The Oregonian/OregonLive reports that a lawyer representing the businesses argues Oregon officials should create a plan to compensate small business owners for financial hardship caused by those restrictions.
The demand letter was filed on behalf of a Linn County salon, a Coos County bowling alley and the Wilsonville Family Fun Center, better known as Bullwinkle’s.
Brown’s office said Monday it doesn’t comment on pending or potential litigation.
Oregon's House Republican Leader issued a statement on Tuesday signaling support for the lawsuit:
“The governor has exercised her authority without moderation or consideration. While the governor has the authority to protect public health, Oregonians have the right to demand equal treatment and compensation for their losses.

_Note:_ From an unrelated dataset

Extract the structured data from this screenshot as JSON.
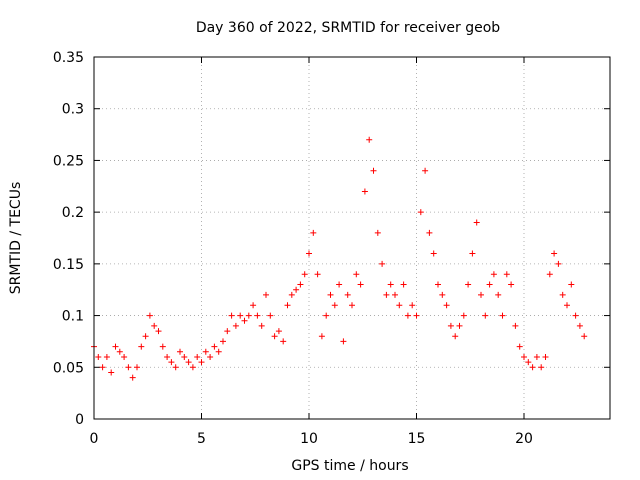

"Oregonians do not owe the governor their livelihoods, as she continues to move the goalposts in the fight against COVID-19. It’s past time for accountability.
"The governor has issued arbitrary, at times contradictory, standards for different communities and groups, handpicking winners and losers for who will be protected from devastating economic impacts, and who will bear the brunt of her orders. If she will not operate with an even-hand toward all Oregonians, then the citizens of Oregon will exercise their authority to call her to account.
"This lawsuit would not be necessary and could still be averted if the Governor would treat all businesses fairly.”